Tag Archives: wedding

VAT – Latest from the courts. More on separate and composite supplies and land exemption

By   17 May 2016

TC05078 Blue Chip Hotels Ltd

This is a FTT case which considered the VAT analysis of a supply in two ways. The appellant was an hotel which offered a wedding “package”. The package comprised; a room which was licensed for civil wedding ceremonies, the hire of other rooms, catering, accommodation, car parking and the use of the grounds for photographs.  The only activity carried out in the “wedding room” was the wedding ceremony itself.  The hotel treated the hire of the wedding room as exempt and added VAT to the remainder of the package.

The two technical points were:

  1.  Was the supply of the wedding room a separate supply to the rest of the wedding package as advanced by the taxpayer, or was it one element of the overall package to which standard rating applied?, and;
  2. If an independent supply, was it an exempt supply of land under VAT Act, Schedule 9, Group 1 as argued by the appellant?

Somewhat to the puzzlement of the Tribunal, HMRC had accepted that if the wedding room was supplied without any other element of the wedding package it could be treated as an exempt supply of land.

On the first point the Tribunal decided that the hire of the wedding room should be treated as a separate supply for VAT purposes. However, this was only relevant if the taxpayer could demonstrate that the provision of the wedding room was a supply of land.

On the second point, the issue was whether what the hotel supplied was more than the mere hire of the wedding room as a passive letting of land. The tribunal was of the view that an additional service was being provided, this being the service of a legal wedding ceremony which could be carried out only because of the licensed nature of the wedding room.  That is; what was being paid for was the right to participate in a particular event, only part of which entailed the provision of the physical space in which that event occurred.

The Tribunal concluded that the supply of the wedding room could not be treated as an exempt supply of land via VAT Act, Schedule 9, Group 1, the provision of licensed premises in which a civil wedding could legally be carried out went beyond the passive letting of land and was outside the scope of the exemption.

This seems to go against the decision in Drumtochty Castle Ltd (TC2111) inter alia, where the Tribunal found that in similar circumstances to those in this instant case that what was being offered was a single package such that exemption could not be applied to certain elements.
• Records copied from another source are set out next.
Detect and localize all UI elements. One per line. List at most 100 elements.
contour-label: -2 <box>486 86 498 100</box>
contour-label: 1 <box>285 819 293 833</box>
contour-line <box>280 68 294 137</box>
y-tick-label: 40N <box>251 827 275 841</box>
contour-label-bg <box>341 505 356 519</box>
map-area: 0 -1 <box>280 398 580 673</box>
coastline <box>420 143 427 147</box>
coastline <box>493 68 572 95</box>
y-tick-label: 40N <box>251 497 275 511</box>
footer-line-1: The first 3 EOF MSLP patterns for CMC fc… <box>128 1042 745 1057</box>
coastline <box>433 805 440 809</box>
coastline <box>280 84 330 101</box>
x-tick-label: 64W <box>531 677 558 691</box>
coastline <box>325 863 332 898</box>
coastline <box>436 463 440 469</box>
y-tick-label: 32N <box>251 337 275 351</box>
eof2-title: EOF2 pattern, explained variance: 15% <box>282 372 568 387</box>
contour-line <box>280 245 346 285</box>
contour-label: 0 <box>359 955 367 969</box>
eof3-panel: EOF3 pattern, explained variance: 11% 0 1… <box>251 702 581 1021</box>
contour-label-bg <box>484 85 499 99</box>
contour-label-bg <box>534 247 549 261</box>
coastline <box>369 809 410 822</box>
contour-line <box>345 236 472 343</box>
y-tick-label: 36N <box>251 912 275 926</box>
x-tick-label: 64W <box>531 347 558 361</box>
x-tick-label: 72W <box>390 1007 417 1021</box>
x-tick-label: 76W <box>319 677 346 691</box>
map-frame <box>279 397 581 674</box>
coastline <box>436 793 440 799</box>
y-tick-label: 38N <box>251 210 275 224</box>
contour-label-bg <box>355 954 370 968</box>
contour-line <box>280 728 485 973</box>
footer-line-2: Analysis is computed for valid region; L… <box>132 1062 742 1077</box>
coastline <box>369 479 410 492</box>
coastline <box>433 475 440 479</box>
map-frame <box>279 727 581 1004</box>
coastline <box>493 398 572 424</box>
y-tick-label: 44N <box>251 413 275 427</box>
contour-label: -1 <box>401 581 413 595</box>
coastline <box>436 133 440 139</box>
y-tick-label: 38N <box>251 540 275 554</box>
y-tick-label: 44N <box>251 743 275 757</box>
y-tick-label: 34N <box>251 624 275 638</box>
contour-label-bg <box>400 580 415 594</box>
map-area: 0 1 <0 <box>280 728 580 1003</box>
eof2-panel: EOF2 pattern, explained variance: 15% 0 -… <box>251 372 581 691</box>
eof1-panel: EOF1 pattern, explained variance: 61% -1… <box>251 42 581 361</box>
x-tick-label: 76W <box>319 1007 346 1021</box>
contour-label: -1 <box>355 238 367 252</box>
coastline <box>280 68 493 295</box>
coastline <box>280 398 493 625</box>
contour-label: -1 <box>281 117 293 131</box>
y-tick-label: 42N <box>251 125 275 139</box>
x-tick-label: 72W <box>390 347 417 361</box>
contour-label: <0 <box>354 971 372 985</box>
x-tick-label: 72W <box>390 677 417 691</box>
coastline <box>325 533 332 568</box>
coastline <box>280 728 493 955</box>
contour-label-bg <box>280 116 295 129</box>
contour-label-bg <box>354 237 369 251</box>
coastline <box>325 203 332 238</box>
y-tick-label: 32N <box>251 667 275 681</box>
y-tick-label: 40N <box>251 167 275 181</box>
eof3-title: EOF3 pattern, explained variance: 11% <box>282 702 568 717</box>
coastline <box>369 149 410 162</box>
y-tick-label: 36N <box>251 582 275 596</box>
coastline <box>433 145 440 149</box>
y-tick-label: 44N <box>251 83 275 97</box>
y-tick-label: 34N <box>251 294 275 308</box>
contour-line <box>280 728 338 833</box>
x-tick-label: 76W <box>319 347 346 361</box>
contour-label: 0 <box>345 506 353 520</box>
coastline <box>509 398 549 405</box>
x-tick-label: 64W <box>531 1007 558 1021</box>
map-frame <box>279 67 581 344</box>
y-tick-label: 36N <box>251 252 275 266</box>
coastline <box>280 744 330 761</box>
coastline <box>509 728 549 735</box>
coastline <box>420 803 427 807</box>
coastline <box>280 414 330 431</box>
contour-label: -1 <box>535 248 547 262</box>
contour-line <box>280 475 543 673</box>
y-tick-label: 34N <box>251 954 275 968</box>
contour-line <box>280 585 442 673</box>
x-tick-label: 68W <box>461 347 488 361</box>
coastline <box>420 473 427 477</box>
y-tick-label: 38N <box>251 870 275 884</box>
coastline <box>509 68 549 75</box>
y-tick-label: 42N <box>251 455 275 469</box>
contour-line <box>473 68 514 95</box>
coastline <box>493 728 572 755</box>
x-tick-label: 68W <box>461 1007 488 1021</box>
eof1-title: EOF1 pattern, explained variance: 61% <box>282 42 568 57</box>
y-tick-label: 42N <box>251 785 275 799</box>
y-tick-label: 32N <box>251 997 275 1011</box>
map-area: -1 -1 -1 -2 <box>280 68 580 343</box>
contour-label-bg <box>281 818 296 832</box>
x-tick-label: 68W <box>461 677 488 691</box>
Although it may simply demonstrate that even subtle differences in the facts can result in a different VAT outcome.  As previously observed in a number of these types of cases, it is crucial to analyse precisely what is being provided, even in cases where the VAT treatment has remained unchanged for a number of years.  Case law develops at a very fast rate and legislation changes regularly, both of which can affect the tax position.